My projects don't ever get that complex. I can code something and a month or more later come back and know exactly what I was doing.
@BHXSpecter: its either you have an extreme consistency in your code writing skills or you have a spectacular memory
I prefer to have mostly one-line comments in my code and try to be as consistent as possible, so that when I look at it, I know which is which and what doing what.
But still, comments are important. Its for the best interest of maintenance and readability. I would freak out if I see any code without any comments.
Comments should be terse but informative. They should never explain how something is done (that should be self-evident), only what you're doing or why you choose that method.

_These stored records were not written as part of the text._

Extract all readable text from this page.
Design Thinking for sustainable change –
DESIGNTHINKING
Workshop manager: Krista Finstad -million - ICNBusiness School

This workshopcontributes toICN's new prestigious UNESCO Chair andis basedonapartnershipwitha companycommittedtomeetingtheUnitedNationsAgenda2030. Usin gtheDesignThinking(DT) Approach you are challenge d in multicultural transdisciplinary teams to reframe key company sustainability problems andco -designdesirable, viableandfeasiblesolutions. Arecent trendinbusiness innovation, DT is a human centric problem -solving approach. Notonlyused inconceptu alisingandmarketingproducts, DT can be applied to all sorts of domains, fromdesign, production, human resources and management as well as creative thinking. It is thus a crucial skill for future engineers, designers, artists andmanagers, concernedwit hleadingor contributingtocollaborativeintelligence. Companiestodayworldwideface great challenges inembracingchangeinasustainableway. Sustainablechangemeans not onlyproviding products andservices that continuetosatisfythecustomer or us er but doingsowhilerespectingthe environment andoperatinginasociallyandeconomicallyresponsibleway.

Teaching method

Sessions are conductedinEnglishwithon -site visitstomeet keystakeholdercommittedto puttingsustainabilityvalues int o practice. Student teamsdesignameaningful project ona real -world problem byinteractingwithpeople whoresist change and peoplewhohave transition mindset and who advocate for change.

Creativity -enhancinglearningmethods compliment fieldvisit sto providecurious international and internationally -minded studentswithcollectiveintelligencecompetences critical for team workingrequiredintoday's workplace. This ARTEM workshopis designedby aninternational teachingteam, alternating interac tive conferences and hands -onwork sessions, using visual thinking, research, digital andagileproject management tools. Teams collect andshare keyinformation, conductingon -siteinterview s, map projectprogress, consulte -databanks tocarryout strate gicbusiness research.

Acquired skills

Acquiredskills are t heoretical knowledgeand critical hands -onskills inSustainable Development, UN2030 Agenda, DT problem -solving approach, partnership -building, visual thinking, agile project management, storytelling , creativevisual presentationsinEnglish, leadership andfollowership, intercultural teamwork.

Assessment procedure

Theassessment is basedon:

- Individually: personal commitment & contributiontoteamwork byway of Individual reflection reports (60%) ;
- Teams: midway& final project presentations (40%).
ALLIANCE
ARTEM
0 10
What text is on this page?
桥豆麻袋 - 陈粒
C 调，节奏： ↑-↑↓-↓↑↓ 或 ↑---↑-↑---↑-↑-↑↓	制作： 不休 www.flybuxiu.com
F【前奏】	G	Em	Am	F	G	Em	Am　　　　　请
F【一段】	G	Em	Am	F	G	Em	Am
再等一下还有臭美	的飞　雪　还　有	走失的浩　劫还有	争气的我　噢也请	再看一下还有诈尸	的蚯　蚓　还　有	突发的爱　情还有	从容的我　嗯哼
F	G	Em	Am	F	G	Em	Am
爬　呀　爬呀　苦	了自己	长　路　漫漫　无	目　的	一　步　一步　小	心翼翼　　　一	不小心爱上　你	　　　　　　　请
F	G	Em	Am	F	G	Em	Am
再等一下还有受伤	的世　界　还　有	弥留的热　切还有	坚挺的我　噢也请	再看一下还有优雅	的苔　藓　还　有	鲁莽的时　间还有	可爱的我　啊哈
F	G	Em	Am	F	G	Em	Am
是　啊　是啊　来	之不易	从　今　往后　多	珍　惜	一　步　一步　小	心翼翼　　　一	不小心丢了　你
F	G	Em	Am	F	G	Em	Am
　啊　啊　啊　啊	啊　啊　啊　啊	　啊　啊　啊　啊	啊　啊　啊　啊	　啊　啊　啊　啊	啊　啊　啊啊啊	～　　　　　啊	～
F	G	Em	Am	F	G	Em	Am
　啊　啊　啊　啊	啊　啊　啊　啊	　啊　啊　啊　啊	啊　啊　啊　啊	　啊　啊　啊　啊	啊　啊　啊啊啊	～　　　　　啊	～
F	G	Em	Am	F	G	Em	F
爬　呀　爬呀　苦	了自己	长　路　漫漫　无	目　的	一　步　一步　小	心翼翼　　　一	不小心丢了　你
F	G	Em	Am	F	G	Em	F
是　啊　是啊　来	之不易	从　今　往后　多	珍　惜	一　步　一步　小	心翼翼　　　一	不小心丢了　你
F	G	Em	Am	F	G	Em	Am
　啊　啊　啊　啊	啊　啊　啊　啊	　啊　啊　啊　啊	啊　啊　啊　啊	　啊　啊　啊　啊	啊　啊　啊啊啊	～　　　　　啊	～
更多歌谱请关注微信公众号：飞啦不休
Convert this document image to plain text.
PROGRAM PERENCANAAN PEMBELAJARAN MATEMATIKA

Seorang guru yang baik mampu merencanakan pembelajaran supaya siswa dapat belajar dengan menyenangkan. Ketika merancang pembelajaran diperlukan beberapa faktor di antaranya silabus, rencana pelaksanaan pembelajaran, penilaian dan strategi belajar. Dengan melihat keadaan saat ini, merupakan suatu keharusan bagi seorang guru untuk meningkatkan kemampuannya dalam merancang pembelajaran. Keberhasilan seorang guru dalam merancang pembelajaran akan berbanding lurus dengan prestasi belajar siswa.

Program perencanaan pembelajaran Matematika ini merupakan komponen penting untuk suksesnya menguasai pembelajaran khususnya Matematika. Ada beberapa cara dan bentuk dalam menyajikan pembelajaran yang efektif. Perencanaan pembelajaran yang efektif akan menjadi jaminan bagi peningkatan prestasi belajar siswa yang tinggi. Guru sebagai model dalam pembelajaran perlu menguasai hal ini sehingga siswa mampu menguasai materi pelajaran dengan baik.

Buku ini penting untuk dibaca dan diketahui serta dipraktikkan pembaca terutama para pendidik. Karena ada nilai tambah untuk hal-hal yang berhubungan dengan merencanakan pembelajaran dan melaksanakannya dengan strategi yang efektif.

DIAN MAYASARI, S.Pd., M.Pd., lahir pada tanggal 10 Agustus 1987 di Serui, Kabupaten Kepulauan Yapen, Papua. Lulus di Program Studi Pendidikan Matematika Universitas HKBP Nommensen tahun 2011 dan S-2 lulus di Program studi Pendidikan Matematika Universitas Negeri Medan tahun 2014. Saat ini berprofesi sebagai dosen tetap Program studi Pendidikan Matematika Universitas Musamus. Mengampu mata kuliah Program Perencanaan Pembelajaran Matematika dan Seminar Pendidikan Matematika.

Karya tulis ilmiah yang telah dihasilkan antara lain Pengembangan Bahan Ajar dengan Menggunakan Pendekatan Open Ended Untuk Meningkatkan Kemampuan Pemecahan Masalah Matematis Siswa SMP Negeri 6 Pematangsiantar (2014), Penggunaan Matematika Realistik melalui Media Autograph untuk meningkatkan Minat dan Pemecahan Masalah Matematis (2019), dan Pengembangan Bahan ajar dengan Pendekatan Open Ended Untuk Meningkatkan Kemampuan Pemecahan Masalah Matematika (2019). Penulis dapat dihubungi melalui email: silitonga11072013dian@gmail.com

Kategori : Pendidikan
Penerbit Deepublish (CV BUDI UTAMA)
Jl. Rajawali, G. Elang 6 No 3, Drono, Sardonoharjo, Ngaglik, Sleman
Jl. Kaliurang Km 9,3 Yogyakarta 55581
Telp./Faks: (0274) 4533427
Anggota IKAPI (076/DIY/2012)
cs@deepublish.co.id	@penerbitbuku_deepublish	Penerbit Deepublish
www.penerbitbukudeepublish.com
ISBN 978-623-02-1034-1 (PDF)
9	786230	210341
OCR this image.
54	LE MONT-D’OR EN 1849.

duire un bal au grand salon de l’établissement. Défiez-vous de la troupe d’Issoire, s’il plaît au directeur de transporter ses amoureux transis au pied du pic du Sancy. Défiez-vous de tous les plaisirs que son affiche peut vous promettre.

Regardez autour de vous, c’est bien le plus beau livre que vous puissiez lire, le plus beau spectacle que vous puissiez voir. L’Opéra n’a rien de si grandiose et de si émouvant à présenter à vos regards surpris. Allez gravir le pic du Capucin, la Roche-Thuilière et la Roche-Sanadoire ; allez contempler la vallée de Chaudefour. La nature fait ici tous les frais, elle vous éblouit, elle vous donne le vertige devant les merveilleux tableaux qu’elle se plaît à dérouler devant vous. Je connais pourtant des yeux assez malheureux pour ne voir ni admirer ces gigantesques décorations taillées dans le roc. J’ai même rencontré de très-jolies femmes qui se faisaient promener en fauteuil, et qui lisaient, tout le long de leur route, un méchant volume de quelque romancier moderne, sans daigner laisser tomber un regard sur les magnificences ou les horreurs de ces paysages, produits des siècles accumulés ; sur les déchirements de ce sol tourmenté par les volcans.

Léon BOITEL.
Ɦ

As for personal style, I put comments at the top of each function, structure, class, enum, etc. in both the source and header file (though I might stop putting them in the source files since they aren't really needed there) describing the object in a single sentence, with a sentence for each parameter and the return value (for functions). I use terser comments for static stuff (for a static function I won't describe the variables or the return value; I just write a single sentence stating what it does). I don't comment local variables, but I comment global variables (if I use them) and I comment structure and class members with a short sentence. If a function performs things in a few steps, then I'll either put one comment for each step (if each step is a few lines by itself) or put a single comment before each of the steps (if each step is a one or two lines, like a function call).
I'm extremely consistent in projects, but I change my style slightly from time to time. Any code that I've written in the last year or two would look more-or-less the same.